With Alameda’s SOL tokens purportedly in the custody of bankruptcy managers, this represents the biggest selling pressure in Solana’s short history since its first genesis block was created on March 16th, 2020. To make things worse, with SOL tokens, SBF also invested and heavily promoted Solana’s answer to Ethereum’s Uniswap – Serum (SRM) decentralized exchange.
Serum (SRM) has dropped 96% during 2022, dealing a heavy blow to Solana’s ecosystem and liquidity. In the meantime, on-chain data shows that Alameda wallets activated again at the end of the year, trying to swap various tokens for ETH, stablecoins, and Bitcoin.
Can Solana Recover?
For 2023, both BlackRock (NYSE:BLK) and IMF have already announced a recession. This is not good for on-risk assets in trouble. In addition to macro headwinds, the Solana ecosystem faces further selloff pressures as the FTX/Alameda situation is resolved.

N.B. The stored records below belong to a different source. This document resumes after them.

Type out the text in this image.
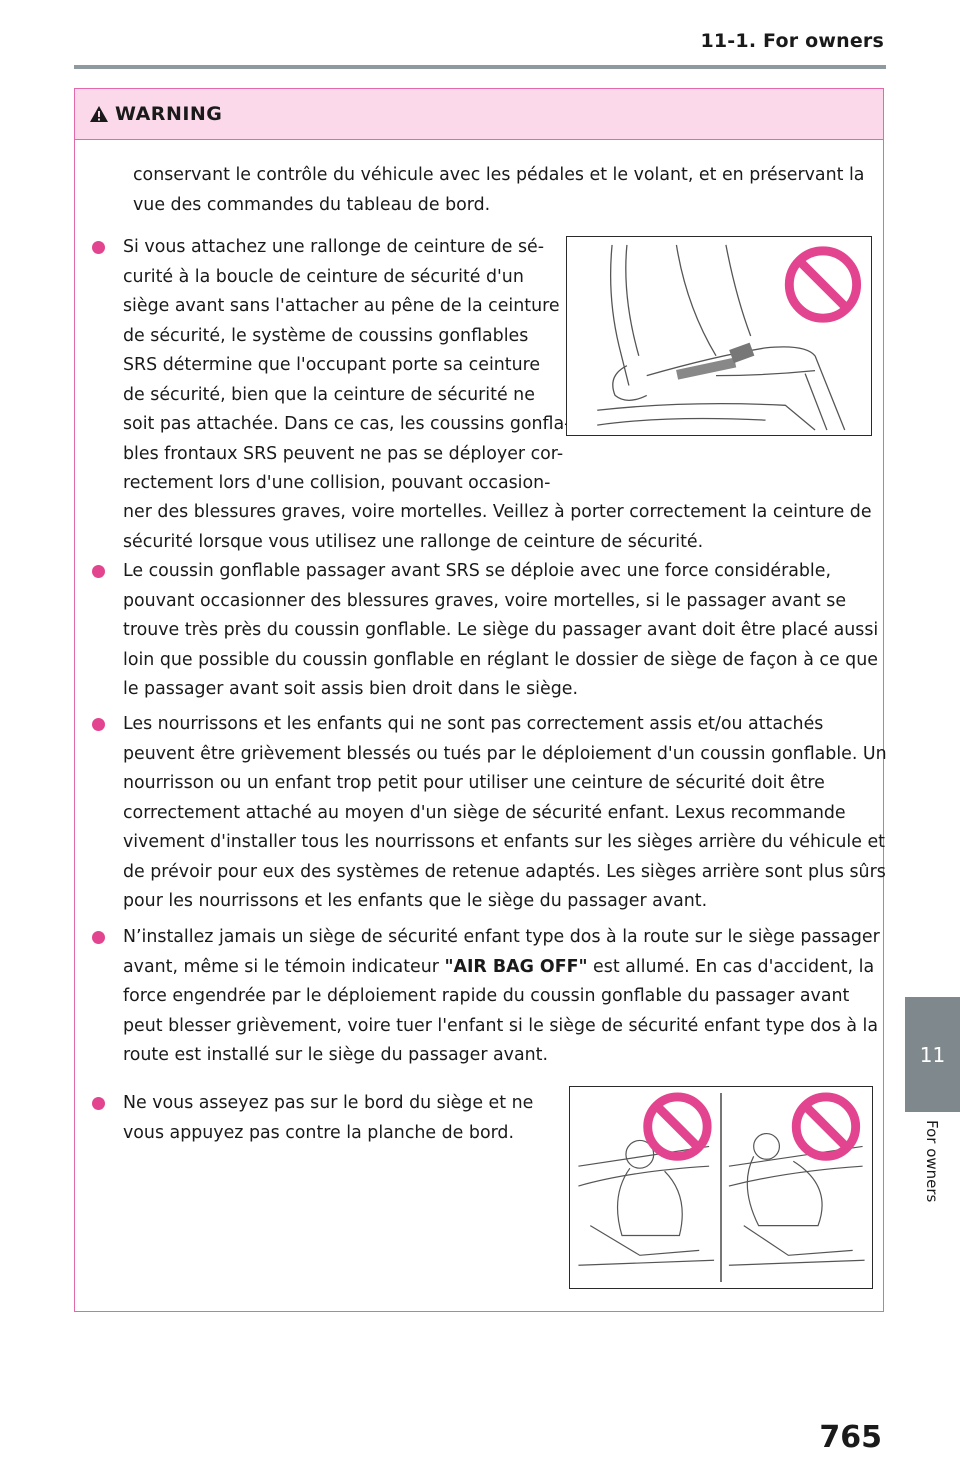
11-1. For owners
11
For owners
WARNING
conservant le contrôle du véhicule avec les pédales et le volant, et en préservant la vue des commandes du tableau de bord.
Si vous attachez une rallonge de ceinture de sé-
curité à la boucle de ceinture de sécurité d'un
siège avant sans l'attacher au pêne de la ceinture
de sécurité, le système de coussins gonflables
SRS détermine que l'occupant porte sa ceinture
de sécurité, bien que la ceinture de sécurité ne
soit pas attachée. Dans ce cas, les coussins gonfla-
bles frontaux SRS peuvent ne pas se déployer cor-
rectement lors d'une collision, pouvant occasion-
ner des blessures graves, voire mortelles. Veillez à porter correctement la ceinture de
sécurité lorsque vous utilisez une rallonge de ceinture de sécurité.
Le coussin gonflable passager avant SRS se déploie avec une force considérable, pouvant occasionner des blessures graves, voire mortelles, si le passager avant se trouve très près du coussin gonflable. Le siège du passager avant doit être placé aussi loin que possible du coussin gonflable en réglant le dossier de siège de façon à ce que le passager avant soit assis bien droit dans le siège.
Les nourrissons et les enfants qui ne sont pas correctement assis et/ou attachés peuvent être grièvement blessés ou tués par le déploiement d'un coussin gonflable. Un nourrisson ou un enfant trop petit pour utiliser une ceinture de sécurité doit être correctement attaché au moyen d'un siège de sécurité enfant. Lexus recommande vivement d'installer tous les nourrissons et enfants sur les sièges arrière du véhicule et de prévoir pour eux des systèmes de retenue adaptés. Les sièges arrière sont plus sûrs pour les nourrissons et les enfants que le siège du passager avant.
N’installez jamais un siège de sécurité enfant type dos à la route sur le siège passager avant, même si le témoin indicateur "AIR BAG OFF" est allumé. En cas d'accident, la force engendrée par le déploiement rapide du coussin gonflable du passager avant peut blesser grièvement, voire tuer l'enfant si le siège de sécurité enfant type dos à la route est installé sur le siège du passager avant.
Ne vous asseyez pas sur le bord du siège et ne
vous appuyez pas contre la planche de bord.
765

Even if that exposure had never existed, Solana is still facing network outage problems as new blockchains enter the DeFi arena or existing ones gain ground. To boost confidence for 2023, Yakovenko said this at November’s annual Breakpoint conference:
“I would say this whole last year has been all about reliability for the Solana engineering team. And a lot of that, I think we’ve solved.”
In addition to the previously mentioned Firedancer, which can theoretically run up to 600k tps, Solana developers will focus on increased security for smart contracts. To prevent more costly exploits, such as hot wallet attacks, Yakovenko suggested automated code audits would be needed.
Likewise, Solana could become even more developer friendly. For instance, the recently released Seahorse compiler allows developers to write Solana’s smart contracts within Solana’s Anchor framework using the popular Python programming language.